We cannot consider this steam as ideal gas, because for such temperature (which definitely becomes much higher after the work 3500 kJ is done) the molecules of gas begin unavoidably interact. The is no really good model that could describe real gases, instead there are a lot of experimental data.

The mass before and after remains unchanged. Using the steam tables, this is expressed as

"m = \\frac{V_1}{v_1}= \\frac{2}{0.5342} = 3.744 \\; kg."

The volume "V_2" is written as "V_2=mv_2 = 3.744 v_2" . The first law of thermodynamics is then, finding "u_1", internal energy per mass unit, from the steam tables,

"3500 - (400) (3.744v_2-2)=(u_2 - 2647) \\cdot(3.744)"
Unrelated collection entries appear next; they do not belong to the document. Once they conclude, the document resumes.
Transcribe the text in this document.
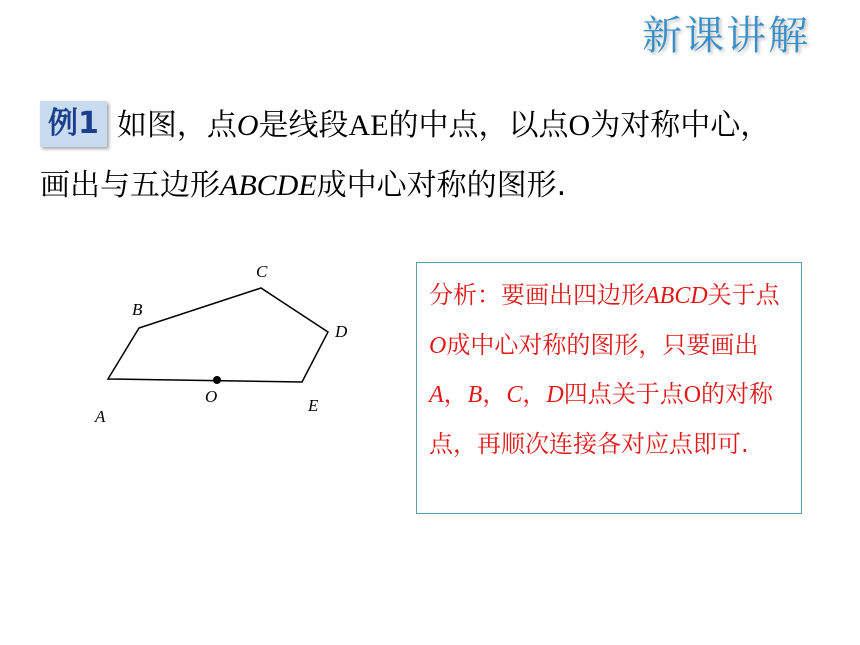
新课讲解
例1 如图，点O是线段AE的中点，以点O为对称中心，画出与五边形ABCDE成中心对称的图形.
A
B
C
D
E
O
分析：要画出四边形ABCD关于点O成中心对称的图形，只要画出A，B，C，D四点关于点O的对称点，再顺次连接各对应点即可.
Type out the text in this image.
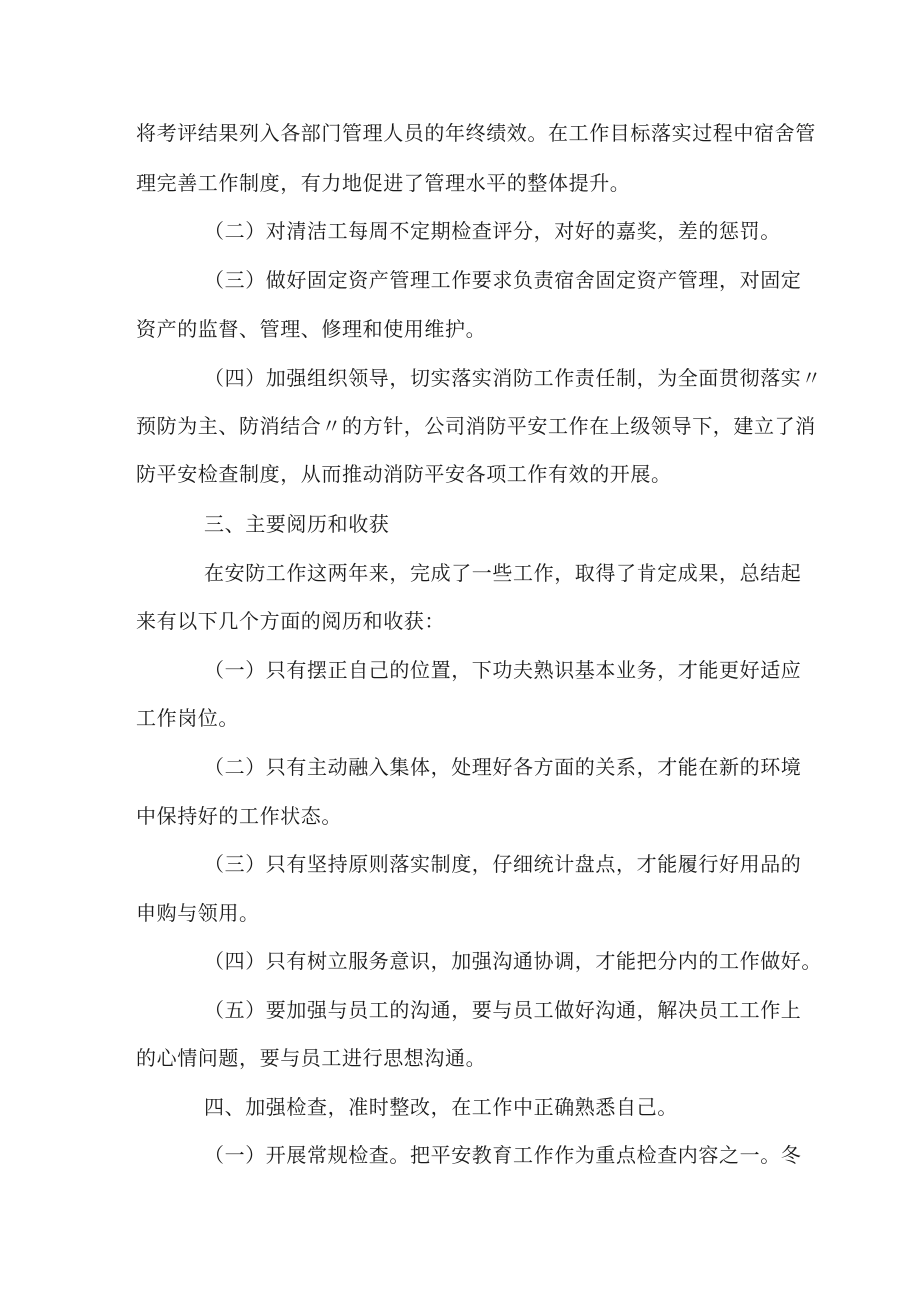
将考评结果列入各部门管理人员的年终绩效。在工作目标落实过程中宿舍管
理完善工作制度，有力地促进了管理水平的整体提升。
（二）对清洁工每周不定期检查评分，对好的嘉奖，差的惩罚。
（三）做好固定资产管理工作要求负责宿舍固定资产管理，对固定
资产的监督、管理、修理和使用维护。
（四）加强组织领导，切实落实消防工作责任制，为全面贯彻落实〃
预防为主、防消结合〃的方针，公司消防平安工作在上级领导下，建立了消
防平安检查制度，从而推动消防平安各项工作有效的开展。
三、主要阅历和收获
在安防工作这两年来，完成了一些工作，取得了肯定成果，总结起
来有以下几个方面的阅历和收获：
（一）只有摆正自己的位置，下功夫熟识基本业务，才能更好适应
工作岗位。
（二）只有主动融入集体，处理好各方面的关系，才能在新的环境
中保持好的工作状态。
（三）只有坚持原则落实制度，仔细统计盘点，才能履行好用品的
申购与领用。
（四）只有树立服务意识，加强沟通协调，才能把分内的工作做好。
（五）要加强与员工的沟通，要与员工做好沟通，解决员工工作上
的心情问题，要与员工进行思想沟通。
四、加强检查，准时整改，在工作中正确熟悉自己。
（一）开展常规检查。把平安教育工作作为重点检查内容之一。冬
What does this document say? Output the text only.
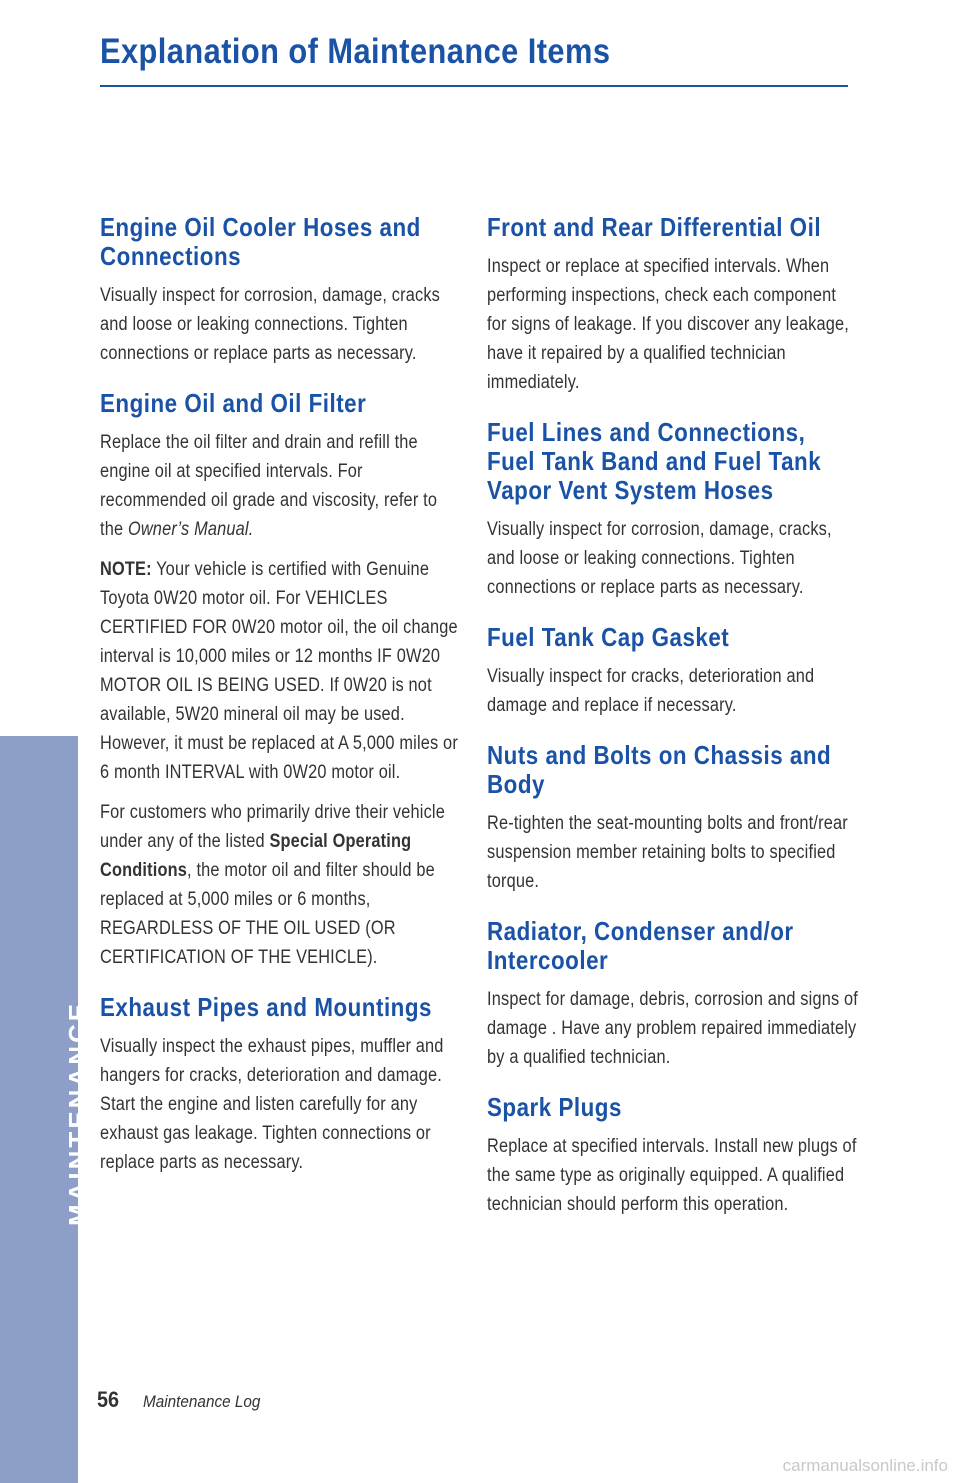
Explanation of Maintenance Items
Engine Oil Cooler Hoses and Connections

Visually inspect for corrosion, damage, cracks and loose or leaking connections. Tighten connections or replace parts as necessary.

Engine Oil and Oil Filter

Replace the oil filter and drain and refill the engine oil at specified intervals. For recommended oil grade and viscosity, refer to the Owner’s Manual.

NOTE: Your vehicle is certified with Genuine Toyota 0W20 motor oil. For VEHICLES CERTIFIED FOR 0W20 motor oil, the oil change interval is 10,000 miles or 12 months IF 0W20 MOTOR OIL IS BEING USED. If 0W20 is not available, 5W20 mineral oil may be used. However, it must be replaced at A 5,000 miles or 6 month INTERVAL with 0W20 motor oil.

For customers who primarily drive their vehicle under any of the listed Special Operating Conditions, the motor oil and filter should be replaced at 5,000 miles or 6 months, REGARDLESS OF THE OIL USED (OR CERTIFICATION OF THE VEHICLE).

Exhaust Pipes and Mountings

Visually inspect the exhaust pipes, muffler and hangers for cracks, deterioration and damage. Start the engine and listen carefully for any exhaust gas leakage. Tighten connections or replace parts as necessary.

Front and Rear Differential Oil

Inspect or replace at specified intervals. When performing inspections, check each component for signs of leakage. If you discover any leakage, have it repaired by a qualified technician immediately.

Fuel Lines and Connections, Fuel Tank Band and Fuel Tank Vapor Vent System Hoses

Visually inspect for corrosion, damage, cracks, and loose or leaking connections. Tighten connections or replace parts as necessary.

Fuel Tank Cap Gasket

Visually inspect for cracks, deterioration and damage and replace if necessary.

Nuts and Bolts on Chassis and Body

Re-tighten the seat-mounting bolts and front/rear suspension member retaining bolts to specified torque.

Radiator, Condenser and/or Intercooler

Inspect for damage, debris, corrosion and signs of damage . Have any problem repaired immediately by a qualified technician.

Spark Plugs

Replace at specified intervals. Install new plugs of the same type as originally equipped. A qualified technician should perform this operation.

MAINTENANCE
56 Maintenance Log
carmanualsonline.info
This requires a trial-and-error process. One plan for obtaining a solution is to guess a value for "v_2" and calculate "u_2" from the equation above. If this value checks with the "u_2" from the steam tables at the same temperature, then the guess is the correct one. For example, guess "v_2" = 1.0m 3 /kg. Then the equation gives "u_2" = 3395 kJ/kg. From the steam tables, with P = 0.4 MPa, the "u_2" value allows us to interpolate "T_2" = 654°C and the "v_2" gives "T_2" = 600°C. Therefore, the guess must be revised. Try "v_2" = 1.06 m3/kg. The equation gives "v_2" = 3372 kJ/kg. The tables are interpolated to give "T_2" = 640°C; for "v_2" , "T_2" = 647°C. The actual "v_2" is a little less than 1.06 m3/kg, with the final temperature being approximately "T_2" =644°C.

Answer: "T_2" =640°C